Olivier Guinard, directeur de la MFR, est aussi moniteur de sport dans l’établissement. 11/05/2021 © Emeline Mauro

Apprendre à compter les oiseaux et à reconnaître les espèces

Rémy Méttais a passé six ans dans l’établissement du nord de la Drôme. « Les meilleures années de ma vie », sourit le jeune homme de 28 ans. Il est aujourd’hui chargé de projet biodiversité à la Ligue de protection des oiseaux (LPO) du département, à seulement quelques kilomètres de la MFR. Ancien élève en difficulté, Rémy a bénéficié de la patience des enseignant·e·s. Le naturaliste y a appris à compter les oiseaux et à reconnaître les espèces – devenu une large partie de son travail, à la LPO. 

« On s’entend bien, mais c’est parfois les végans contre les chasseurs »

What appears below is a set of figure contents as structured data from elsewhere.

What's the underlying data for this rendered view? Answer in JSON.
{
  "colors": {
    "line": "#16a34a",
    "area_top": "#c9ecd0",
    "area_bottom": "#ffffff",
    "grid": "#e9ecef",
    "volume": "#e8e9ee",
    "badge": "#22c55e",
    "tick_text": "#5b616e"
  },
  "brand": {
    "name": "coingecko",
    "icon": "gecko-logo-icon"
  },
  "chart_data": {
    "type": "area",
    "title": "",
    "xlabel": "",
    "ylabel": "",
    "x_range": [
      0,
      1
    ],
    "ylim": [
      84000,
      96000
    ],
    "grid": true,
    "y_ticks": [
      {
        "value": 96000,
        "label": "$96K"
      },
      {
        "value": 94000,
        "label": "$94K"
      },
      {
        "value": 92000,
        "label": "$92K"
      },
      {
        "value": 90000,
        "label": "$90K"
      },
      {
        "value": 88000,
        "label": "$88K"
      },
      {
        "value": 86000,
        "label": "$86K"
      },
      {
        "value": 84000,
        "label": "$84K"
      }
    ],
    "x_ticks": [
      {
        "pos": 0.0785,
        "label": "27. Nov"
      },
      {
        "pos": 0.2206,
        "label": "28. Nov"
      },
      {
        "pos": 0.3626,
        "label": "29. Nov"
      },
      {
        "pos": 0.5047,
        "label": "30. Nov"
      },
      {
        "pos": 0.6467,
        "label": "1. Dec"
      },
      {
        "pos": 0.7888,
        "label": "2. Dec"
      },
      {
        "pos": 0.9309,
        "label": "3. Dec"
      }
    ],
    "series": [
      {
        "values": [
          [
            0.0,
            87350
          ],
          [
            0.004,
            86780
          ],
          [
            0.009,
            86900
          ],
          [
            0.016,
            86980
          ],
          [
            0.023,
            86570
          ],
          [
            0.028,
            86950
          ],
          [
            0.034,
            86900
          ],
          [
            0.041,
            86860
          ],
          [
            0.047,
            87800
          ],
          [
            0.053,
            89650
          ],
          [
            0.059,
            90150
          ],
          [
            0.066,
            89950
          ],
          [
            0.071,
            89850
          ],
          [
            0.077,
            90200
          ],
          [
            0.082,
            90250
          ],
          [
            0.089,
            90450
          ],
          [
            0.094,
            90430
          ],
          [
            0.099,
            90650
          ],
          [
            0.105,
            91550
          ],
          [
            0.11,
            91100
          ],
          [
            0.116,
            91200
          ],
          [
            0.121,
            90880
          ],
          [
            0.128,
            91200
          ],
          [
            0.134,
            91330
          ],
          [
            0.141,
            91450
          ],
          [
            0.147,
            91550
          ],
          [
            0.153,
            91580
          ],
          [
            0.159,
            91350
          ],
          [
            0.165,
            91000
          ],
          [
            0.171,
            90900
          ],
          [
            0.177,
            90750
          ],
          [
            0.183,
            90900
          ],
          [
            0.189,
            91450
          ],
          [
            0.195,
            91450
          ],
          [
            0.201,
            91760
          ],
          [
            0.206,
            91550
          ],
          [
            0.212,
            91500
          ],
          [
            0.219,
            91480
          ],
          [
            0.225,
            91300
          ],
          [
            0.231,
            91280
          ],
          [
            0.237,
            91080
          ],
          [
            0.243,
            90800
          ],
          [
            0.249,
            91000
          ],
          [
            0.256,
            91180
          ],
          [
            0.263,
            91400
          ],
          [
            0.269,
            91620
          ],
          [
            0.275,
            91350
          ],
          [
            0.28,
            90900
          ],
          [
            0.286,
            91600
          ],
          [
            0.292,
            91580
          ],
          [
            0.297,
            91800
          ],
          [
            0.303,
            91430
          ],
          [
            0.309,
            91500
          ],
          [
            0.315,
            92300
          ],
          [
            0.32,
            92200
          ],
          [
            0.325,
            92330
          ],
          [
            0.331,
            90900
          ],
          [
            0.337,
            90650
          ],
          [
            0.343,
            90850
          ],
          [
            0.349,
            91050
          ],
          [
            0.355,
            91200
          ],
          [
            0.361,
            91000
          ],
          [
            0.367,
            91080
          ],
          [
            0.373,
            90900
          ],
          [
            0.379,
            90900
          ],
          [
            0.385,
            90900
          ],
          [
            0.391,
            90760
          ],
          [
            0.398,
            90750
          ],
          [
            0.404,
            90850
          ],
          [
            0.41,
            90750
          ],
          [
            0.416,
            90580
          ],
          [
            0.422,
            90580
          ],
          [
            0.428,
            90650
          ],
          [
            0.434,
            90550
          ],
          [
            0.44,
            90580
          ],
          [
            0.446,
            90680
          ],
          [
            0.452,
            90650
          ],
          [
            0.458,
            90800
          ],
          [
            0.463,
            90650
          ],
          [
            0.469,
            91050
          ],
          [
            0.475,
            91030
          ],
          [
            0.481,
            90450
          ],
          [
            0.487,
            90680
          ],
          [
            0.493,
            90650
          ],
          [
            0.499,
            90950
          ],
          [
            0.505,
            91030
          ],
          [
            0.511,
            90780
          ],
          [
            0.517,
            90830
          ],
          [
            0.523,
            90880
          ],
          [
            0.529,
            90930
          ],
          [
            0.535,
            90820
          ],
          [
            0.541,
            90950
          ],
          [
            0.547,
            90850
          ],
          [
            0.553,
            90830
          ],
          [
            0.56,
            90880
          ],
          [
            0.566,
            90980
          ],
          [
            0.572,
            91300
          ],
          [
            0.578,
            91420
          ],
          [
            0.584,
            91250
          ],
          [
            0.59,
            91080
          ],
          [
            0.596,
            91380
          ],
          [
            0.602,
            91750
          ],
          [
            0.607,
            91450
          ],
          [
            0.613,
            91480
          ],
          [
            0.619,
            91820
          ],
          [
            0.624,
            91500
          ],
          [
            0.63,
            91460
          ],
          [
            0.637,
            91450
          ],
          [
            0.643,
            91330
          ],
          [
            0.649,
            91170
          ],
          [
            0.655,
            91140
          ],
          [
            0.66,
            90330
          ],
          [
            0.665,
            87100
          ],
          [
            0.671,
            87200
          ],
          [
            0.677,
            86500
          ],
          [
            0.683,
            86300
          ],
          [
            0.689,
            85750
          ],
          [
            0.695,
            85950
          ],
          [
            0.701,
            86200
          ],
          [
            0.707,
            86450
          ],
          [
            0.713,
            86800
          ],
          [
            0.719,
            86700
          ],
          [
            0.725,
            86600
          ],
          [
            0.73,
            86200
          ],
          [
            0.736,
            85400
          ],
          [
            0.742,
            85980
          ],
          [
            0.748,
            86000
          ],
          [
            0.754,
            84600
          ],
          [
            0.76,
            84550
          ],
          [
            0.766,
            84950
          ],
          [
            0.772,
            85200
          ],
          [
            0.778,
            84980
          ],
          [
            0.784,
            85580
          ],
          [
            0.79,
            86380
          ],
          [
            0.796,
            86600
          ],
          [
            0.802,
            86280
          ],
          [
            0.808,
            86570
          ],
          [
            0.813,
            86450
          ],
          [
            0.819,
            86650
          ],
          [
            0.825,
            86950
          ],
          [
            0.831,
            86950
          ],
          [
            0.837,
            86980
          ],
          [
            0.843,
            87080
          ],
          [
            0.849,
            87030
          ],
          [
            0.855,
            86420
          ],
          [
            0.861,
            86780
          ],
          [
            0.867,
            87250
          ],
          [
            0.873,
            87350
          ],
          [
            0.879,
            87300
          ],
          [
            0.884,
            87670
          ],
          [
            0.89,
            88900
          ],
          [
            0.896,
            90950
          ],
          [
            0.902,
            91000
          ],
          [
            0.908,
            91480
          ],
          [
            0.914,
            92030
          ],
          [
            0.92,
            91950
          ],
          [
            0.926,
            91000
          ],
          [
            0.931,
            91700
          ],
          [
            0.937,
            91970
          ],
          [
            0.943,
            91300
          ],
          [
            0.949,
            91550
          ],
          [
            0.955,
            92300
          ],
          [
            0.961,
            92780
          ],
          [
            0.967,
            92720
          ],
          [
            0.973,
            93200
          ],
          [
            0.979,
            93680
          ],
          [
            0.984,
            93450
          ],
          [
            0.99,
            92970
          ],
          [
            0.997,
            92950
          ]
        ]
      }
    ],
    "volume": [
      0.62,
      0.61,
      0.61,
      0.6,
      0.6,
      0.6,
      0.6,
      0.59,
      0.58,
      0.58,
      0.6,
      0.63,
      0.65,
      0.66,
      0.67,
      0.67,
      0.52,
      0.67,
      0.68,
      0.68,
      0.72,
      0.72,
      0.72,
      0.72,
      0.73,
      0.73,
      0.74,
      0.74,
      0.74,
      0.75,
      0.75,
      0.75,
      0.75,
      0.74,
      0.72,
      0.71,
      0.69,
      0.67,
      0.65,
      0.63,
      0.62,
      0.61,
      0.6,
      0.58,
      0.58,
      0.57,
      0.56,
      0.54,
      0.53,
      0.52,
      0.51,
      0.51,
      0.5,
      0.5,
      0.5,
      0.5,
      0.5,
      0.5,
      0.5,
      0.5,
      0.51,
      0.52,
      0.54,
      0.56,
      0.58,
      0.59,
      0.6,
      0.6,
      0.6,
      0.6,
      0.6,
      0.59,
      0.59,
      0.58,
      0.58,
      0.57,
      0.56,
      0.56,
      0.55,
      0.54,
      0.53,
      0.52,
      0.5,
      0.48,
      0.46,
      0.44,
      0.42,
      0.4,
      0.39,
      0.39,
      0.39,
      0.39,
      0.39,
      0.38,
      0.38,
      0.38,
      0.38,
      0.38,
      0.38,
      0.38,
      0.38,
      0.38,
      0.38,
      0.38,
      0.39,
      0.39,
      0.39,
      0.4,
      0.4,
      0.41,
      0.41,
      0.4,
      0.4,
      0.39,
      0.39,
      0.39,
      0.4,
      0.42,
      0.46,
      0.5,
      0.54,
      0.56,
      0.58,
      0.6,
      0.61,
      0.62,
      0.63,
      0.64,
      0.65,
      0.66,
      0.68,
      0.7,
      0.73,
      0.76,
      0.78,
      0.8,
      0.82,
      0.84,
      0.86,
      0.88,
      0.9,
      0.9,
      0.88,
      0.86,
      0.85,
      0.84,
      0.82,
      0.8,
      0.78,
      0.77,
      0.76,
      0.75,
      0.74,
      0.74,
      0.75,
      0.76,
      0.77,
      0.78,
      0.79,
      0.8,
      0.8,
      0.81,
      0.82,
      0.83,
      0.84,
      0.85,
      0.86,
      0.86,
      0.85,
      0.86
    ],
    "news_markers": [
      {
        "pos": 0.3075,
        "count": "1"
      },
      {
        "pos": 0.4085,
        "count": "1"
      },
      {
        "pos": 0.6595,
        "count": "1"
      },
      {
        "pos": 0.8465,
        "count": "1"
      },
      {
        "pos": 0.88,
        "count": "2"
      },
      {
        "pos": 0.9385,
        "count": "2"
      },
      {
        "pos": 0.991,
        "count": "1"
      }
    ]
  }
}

Certains élèves se verraient bien recenser et protéger les oiseaux, comme lui. D’autres rêvent d’un poste au sein d’une fédération de chasse ou de pêche. Les débats peuvent être houleux en classe, sur la meilleure façon de traiter la nature. « On s’entend bien, mais c’est parfois les végans contre les chasseurs », schématise Matteo. Moniteur, Régis Oriol tente d’encadrer ces débats : « On leur apprend à comprendre les points de vue de chacun·e·s pour qu’ils et elles coopèrent dans le futur, quand ils seront en poste ».

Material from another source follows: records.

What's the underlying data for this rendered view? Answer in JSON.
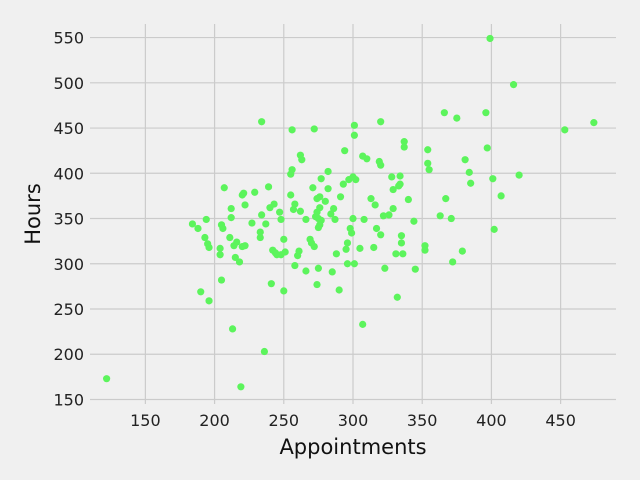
{
  "chart_data": {
    "type": "scatter",
    "title": "",
    "xlabel": "Appointments",
    "ylabel": "Hours",
    "xlim": [
      110,
      490
    ],
    "ylim": [
      145,
      565
    ],
    "xticks": [
      150,
      200,
      250,
      300,
      350,
      400,
      450
    ],
    "yticks": [
      150,
      200,
      250,
      300,
      350,
      400,
      450,
      500,
      550
    ],
    "grid": true,
    "marker_color": "#5cf45c",
    "background": "#f0f0f0",
    "points": [
      [
        122,
        173
      ],
      [
        184,
        344
      ],
      [
        188,
        339
      ],
      [
        190,
        269
      ],
      [
        193,
        329
      ],
      [
        194,
        349
      ],
      [
        195,
        322
      ],
      [
        196,
        259
      ],
      [
        196,
        318
      ],
      [
        204,
        317
      ],
      [
        204,
        310
      ],
      [
        205,
        282
      ],
      [
        205,
        343
      ],
      [
        206,
        339
      ],
      [
        207,
        384
      ],
      [
        211,
        329
      ],
      [
        212,
        361
      ],
      [
        212,
        351
      ],
      [
        213,
        228
      ],
      [
        214,
        320
      ],
      [
        215,
        307
      ],
      [
        216,
        324
      ],
      [
        218,
        302
      ],
      [
        219,
        164
      ],
      [
        220,
        376
      ],
      [
        220,
        319
      ],
      [
        221,
        378
      ],
      [
        222,
        320
      ],
      [
        222,
        365
      ],
      [
        227,
        345
      ],
      [
        229,
        379
      ],
      [
        233,
        335
      ],
      [
        233,
        329
      ],
      [
        234,
        354
      ],
      [
        234,
        457
      ],
      [
        236,
        203
      ],
      [
        237,
        344
      ],
      [
        239,
        385
      ],
      [
        240,
        362
      ],
      [
        241,
        278
      ],
      [
        242,
        315
      ],
      [
        243,
        366
      ],
      [
        244,
        312
      ],
      [
        245,
        310
      ],
      [
        247,
        357
      ],
      [
        248,
        310
      ],
      [
        248,
        349
      ],
      [
        250,
        270
      ],
      [
        250,
        327
      ],
      [
        251,
        313
      ],
      [
        255,
        376
      ],
      [
        255,
        399
      ],
      [
        256,
        448
      ],
      [
        256,
        404
      ],
      [
        257,
        360
      ],
      [
        258,
        298
      ],
      [
        258,
        366
      ],
      [
        260,
        309
      ],
      [
        261,
        314
      ],
      [
        262,
        358
      ],
      [
        262,
        420
      ],
      [
        263,
        415
      ],
      [
        266,
        292
      ],
      [
        266,
        349
      ],
      [
        269,
        327
      ],
      [
        270,
        323
      ],
      [
        271,
        384
      ],
      [
        272,
        449
      ],
      [
        272,
        319
      ],
      [
        273,
        352
      ],
      [
        274,
        372
      ],
      [
        274,
        357
      ],
      [
        274,
        277
      ],
      [
        275,
        295
      ],
      [
        275,
        350
      ],
      [
        275,
        340
      ],
      [
        276,
        374
      ],
      [
        276,
        362
      ],
      [
        276,
        343
      ],
      [
        277,
        394
      ],
      [
        277,
        348
      ],
      [
        280,
        369
      ],
      [
        282,
        383
      ],
      [
        282,
        402
      ],
      [
        284,
        355
      ],
      [
        285,
        291
      ],
      [
        286,
        361
      ],
      [
        287,
        349
      ],
      [
        288,
        311
      ],
      [
        290,
        271
      ],
      [
        291,
        374
      ],
      [
        293,
        388
      ],
      [
        294,
        425
      ],
      [
        295,
        316
      ],
      [
        296,
        300
      ],
      [
        296,
        323
      ],
      [
        297,
        393
      ],
      [
        298,
        339
      ],
      [
        299,
        334
      ],
      [
        300,
        396
      ],
      [
        300,
        350
      ],
      [
        301,
        300
      ],
      [
        301,
        453
      ],
      [
        301,
        442
      ],
      [
        302,
        393
      ],
      [
        305,
        317
      ],
      [
        307,
        233
      ],
      [
        307,
        419
      ],
      [
        308,
        349
      ],
      [
        310,
        416
      ],
      [
        313,
        372
      ],
      [
        315,
        318
      ],
      [
        316,
        365
      ],
      [
        317,
        339
      ],
      [
        319,
        413
      ],
      [
        320,
        332
      ],
      [
        320,
        409
      ],
      [
        320,
        457
      ],
      [
        322,
        353
      ],
      [
        323,
        295
      ],
      [
        326,
        354
      ],
      [
        328,
        396
      ],
      [
        329,
        382
      ],
      [
        329,
        361
      ],
      [
        331,
        311
      ],
      [
        332,
        263
      ],
      [
        333,
        386
      ],
      [
        334,
        388
      ],
      [
        334,
        397
      ],
      [
        335,
        331
      ],
      [
        335,
        323
      ],
      [
        336,
        311
      ],
      [
        337,
        435
      ],
      [
        337,
        429
      ],
      [
        340,
        371
      ],
      [
        344,
        347
      ],
      [
        345,
        294
      ],
      [
        352,
        320
      ],
      [
        352,
        315
      ],
      [
        354,
        411
      ],
      [
        354,
        426
      ],
      [
        355,
        404
      ],
      [
        363,
        353
      ],
      [
        366,
        467
      ],
      [
        367,
        372
      ],
      [
        371,
        350
      ],
      [
        372,
        302
      ],
      [
        375,
        461
      ],
      [
        379,
        314
      ],
      [
        381,
        415
      ],
      [
        384,
        401
      ],
      [
        385,
        389
      ],
      [
        396,
        467
      ],
      [
        397,
        428
      ],
      [
        399,
        549
      ],
      [
        401,
        394
      ],
      [
        402,
        338
      ],
      [
        407,
        375
      ],
      [
        416,
        498
      ],
      [
        420,
        398
      ],
      [
        453,
        448
      ],
      [
        474,
        456
      ]
    ]
  }
}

À Mondy, on peine à trouver des filles

Le « cocon » de la MFR a un prix : trois mille euros par an pour chaque élève. Une somme loin d’être anodine. « Heureusement, j’ai pu obtenir une bourse du ministère de l’Agriculture », explique Sylvaine Vaud, mère de Lenny en classe de terminale. Des bourses départementales sont aussi attribuées pour aider à régler la somme couvrant les frais d’enseignement, d’internat et de cantine.  

Une partie de la classe de terminale de la MFR de Mondy s’accorde une après-midi film avant les premières épreuves du bac. 11/05/2021 © Emeline Mauro

Et l’école peine à attirer les filles, qu’on croise rarement dans les couloirs. Notamment parce qu’elles délaissent la filière professionnelle. Selon le ministère de l’Éducation, seules 26 % des adolescentes en classe de 3ème se dirigent vers un bac pro, contre 39 % des garçons. Les décrocheurs scolaires sont aussi majoritairement des garçons, selon le rapport « filles et garçons sur le chemin de l’égalité de l’école à l’enseignement supérieur » daté de 2020, ce qui contribue à expliquer le fait qu’ils soient plus présents à Mondy.

En revanche, à partir du BTS, la situation s’équilibre – il y a autant d’étudiants que d’étudiantes à Mondy. Anabel est en deuxième année, et elle « espère que cette égalité va se répercuter au sein des métiers de protection de la nature » – où seulement un quart des professionnel·le·s sont des femmes.